US stocks surge, then go down


US stocks rose Friday, surging more than 1,000 points in early trading before cutting gains to about 401 points by mid-day.
It will take days, perhaps weeks, before investors know if the strong opening was the dead-cat bounce off market lows, the latest iteration of market volatility or the beginning of a turnaround.
The pullback from the intra-day high suggests the market is still jittery one day after the Dow Jones Industrial Average lost nearly 10 percent in the worst day since the market crash in 1987.
At mid-day, the Dow Jones Industrial Average climbed or 1.54 percent to 21518.78 The S&P 500 rose 1.23 percent. The Nasdaq Composite climbed 1.00 percent.
The steep and extended market decline in the last few weeks destroyed trillions of dollars in market value. Investors turned to bonds as a safe haven, driving yields down to record lows.
Apple shares rose Friday 2.48 percent in mid-day trading after Wells Fargo upgraded the stock to overweight from equal weight, citing the stock's "compelling risk/reward" outlook.

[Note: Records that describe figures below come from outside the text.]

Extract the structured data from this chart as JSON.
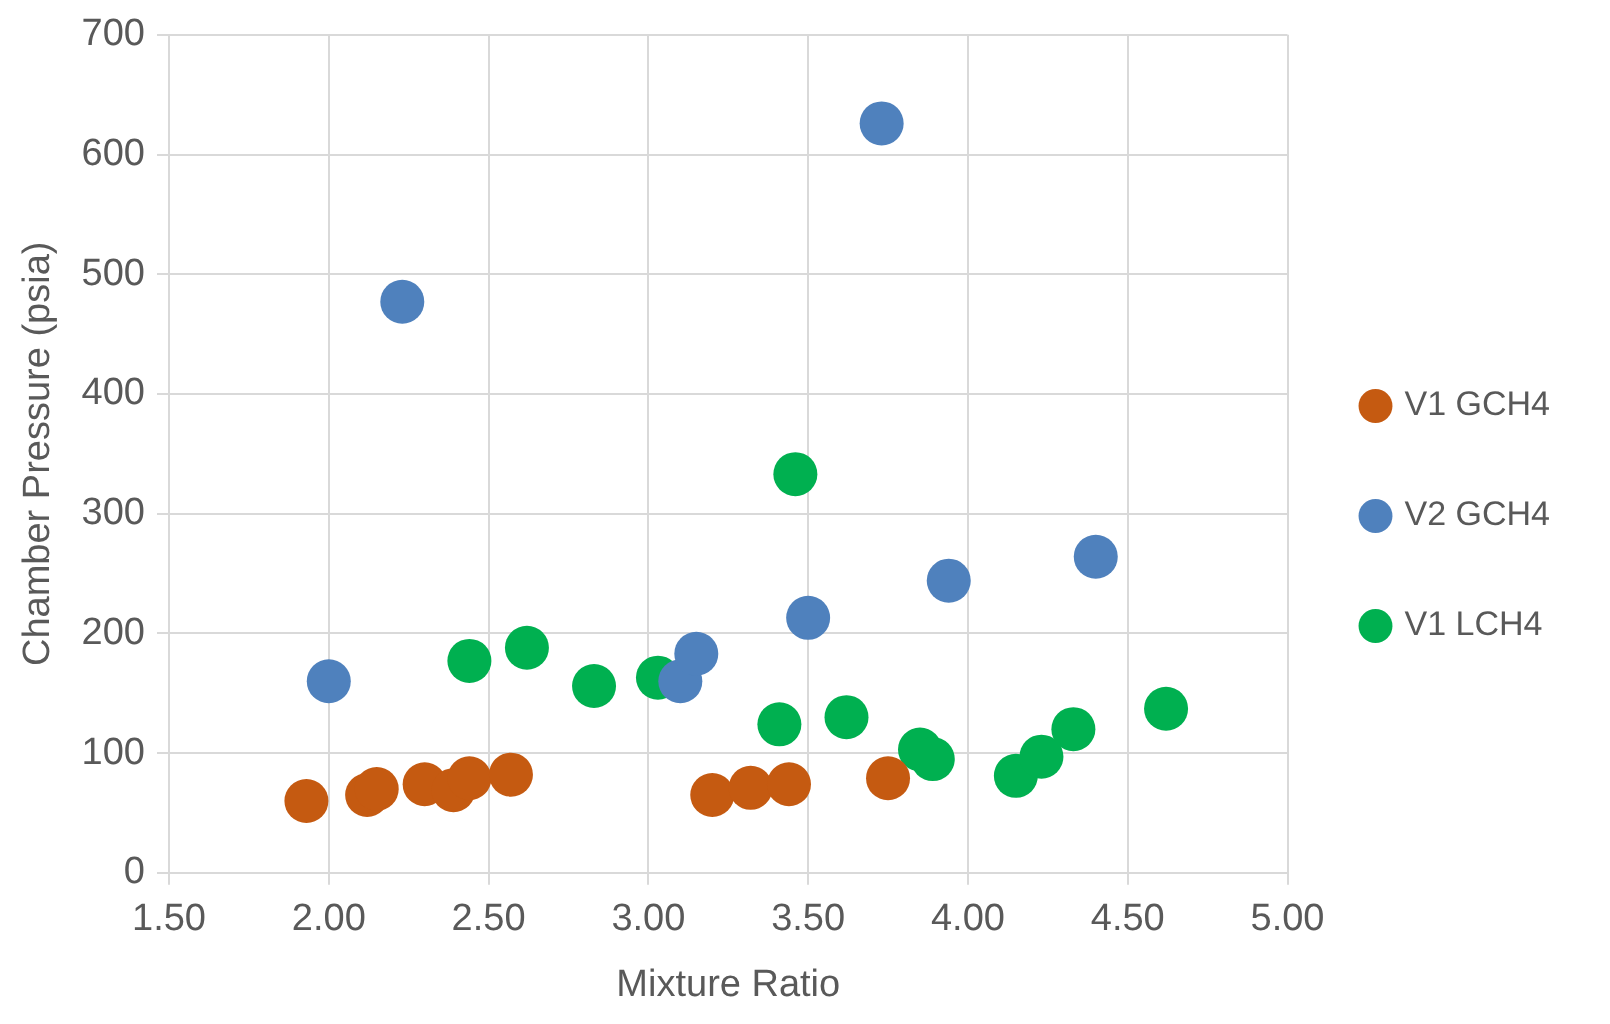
{
  "chart_data": {
    "type": "scatter",
    "xlabel": "Mixture Ratio",
    "ylabel": "Chamber Pressure (psia)",
    "xlim": [
      1.5,
      5
    ],
    "ylim": [
      0,
      700
    ],
    "xticks": [
      {
        "value": 1.5,
        "label": "1.50"
      },
      {
        "value": 2,
        "label": "2.00"
      },
      {
        "value": 2.5,
        "label": "2.50"
      },
      {
        "value": 3,
        "label": "3.00"
      },
      {
        "value": 3.5,
        "label": "3.50"
      },
      {
        "value": 4,
        "label": "4.00"
      },
      {
        "value": 4.5,
        "label": "4.50"
      },
      {
        "value": 5,
        "label": "5.00"
      }
    ],
    "yticks": [
      0,
      100,
      200,
      300,
      400,
      500,
      600,
      700
    ],
    "grid": true,
    "legend": "right",
    "marker": "circle",
    "series": [
      {
        "name": "V1 GCH4",
        "color": "#c55a11",
        "x": [
          1.93,
          2.12,
          2.15,
          2.3,
          2.39,
          2.44,
          2.57,
          3.2,
          3.32,
          3.44,
          3.75
        ],
        "values": [
          60,
          65,
          70,
          74,
          69,
          79,
          82,
          65,
          71,
          74,
          79
        ]
      },
      {
        "name": "V2 GCH4",
        "color": "#4f81bd",
        "x": [
          2.0,
          2.23,
          3.1,
          3.15,
          3.5,
          3.73,
          3.94,
          4.4
        ],
        "values": [
          160,
          477,
          160,
          183,
          213,
          626,
          244,
          264
        ]
      },
      {
        "name": "V1 LCH4",
        "color": "#00b050",
        "x": [
          2.44,
          2.62,
          2.83,
          3.03,
          3.41,
          3.46,
          3.62,
          3.85,
          3.89,
          4.15,
          4.23,
          4.33,
          4.62
        ],
        "values": [
          177,
          188,
          156,
          163,
          124,
          333,
          130,
          103,
          95,
          81,
          97,
          120,
          137
        ]
      }
    ]
  }
}
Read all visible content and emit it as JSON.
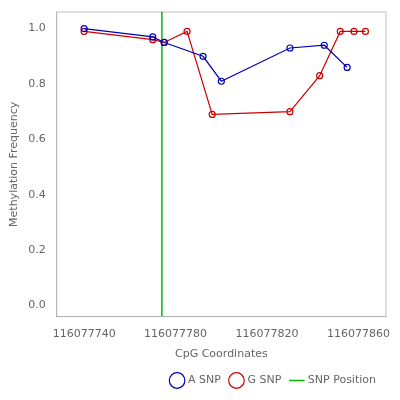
{
  "chart_data": {
    "type": "line",
    "xlabel": "CpG Coordinates",
    "ylabel": "Methylation Frequency",
    "series": [
      {
        "name": "A SNP",
        "color": "#0000BB",
        "marker": "circle",
        "x": [
          116077740,
          116077770,
          116077775,
          116077792,
          116077800,
          116077830,
          116077845,
          116077855
        ],
        "values": [
          1.0,
          0.97,
          0.95,
          0.9,
          0.81,
          0.93,
          0.94,
          0.86
        ]
      },
      {
        "name": "G SNP",
        "color": "#CC0000",
        "marker": "circle",
        "x": [
          116077740,
          116077770,
          116077775,
          116077785,
          116077796,
          116077830,
          116077843,
          116077852,
          116077858,
          116077863
        ],
        "values": [
          0.99,
          0.96,
          0.95,
          0.99,
          0.69,
          0.7,
          0.83,
          0.99,
          0.99,
          0.99
        ]
      }
    ],
    "vline": {
      "name": "SNP Position",
      "x": 116077774,
      "color": "#00BB00"
    },
    "xlim": [
      116077728,
      116077872
    ],
    "ylim": [
      -0.04,
      1.06
    ],
    "xticks": [
      116077740,
      116077780,
      116077820,
      116077860
    ],
    "yticks": [
      {
        "value": 0,
        "label": "0.0"
      },
      0.2,
      0.4,
      0.6,
      0.8,
      {
        "value": 1,
        "label": "1.0"
      }
    ],
    "grid": false,
    "legend": "lower right"
  }
}
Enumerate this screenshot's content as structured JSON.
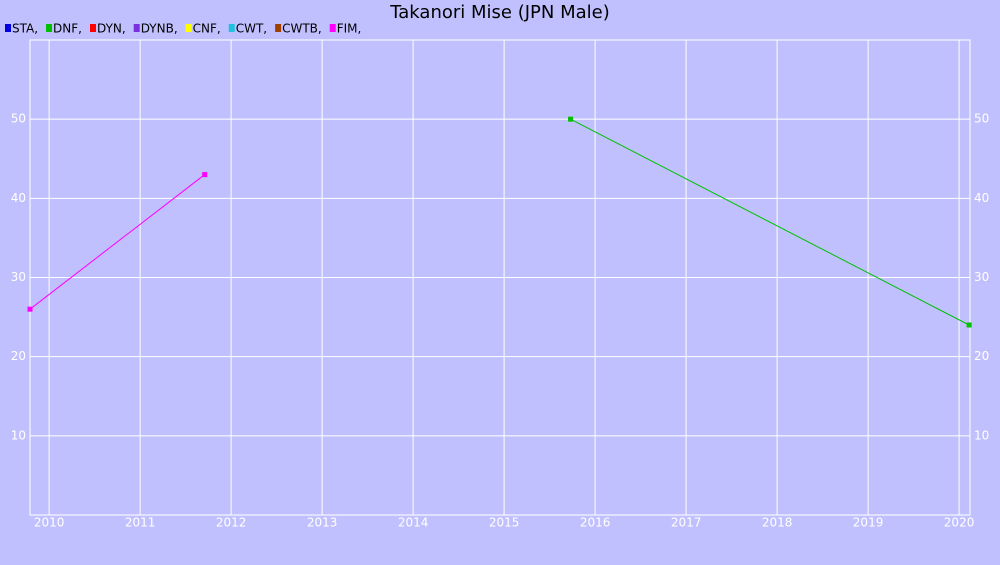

Investors had punished the stock after Apple said it wouldn't meet earnings estimates due to coronavirus-induced supply chain disruption in China.
The US government is taking action to stabilize the market.
On Thursday, the US Federal Reserve said it would inject about $1.5 trillion into short-term lending markets. The announcement boosted the market briefly, but shares soon continued to plunge Thursday.
House Speaker Nancy Pelosi, a California Democrat, said lawmakers and the White House are close to a bargain on the type and scope of economic relief to be offered in response to the coronavirus outbreak.
"We've resolved most of our differences," Pelosi told reporters Thursday.
Senate Majority Leader Mitch McConnell, a Kentucky Republican, has vowed to keep the upper chamber in session if necessary to pass the bill and send it to US President Trump for his signature, making it law.
"I would advocate for pushing money into the hands of companies right now and into the hands of individuals and individual consumers because that is really the only thing that is going to help at this point," David Riedel, founder of Riedel Research Group, told CNBC.
"When they're ready to spend, then that V (shaped recovery) can take hold and things can start to recover quickly."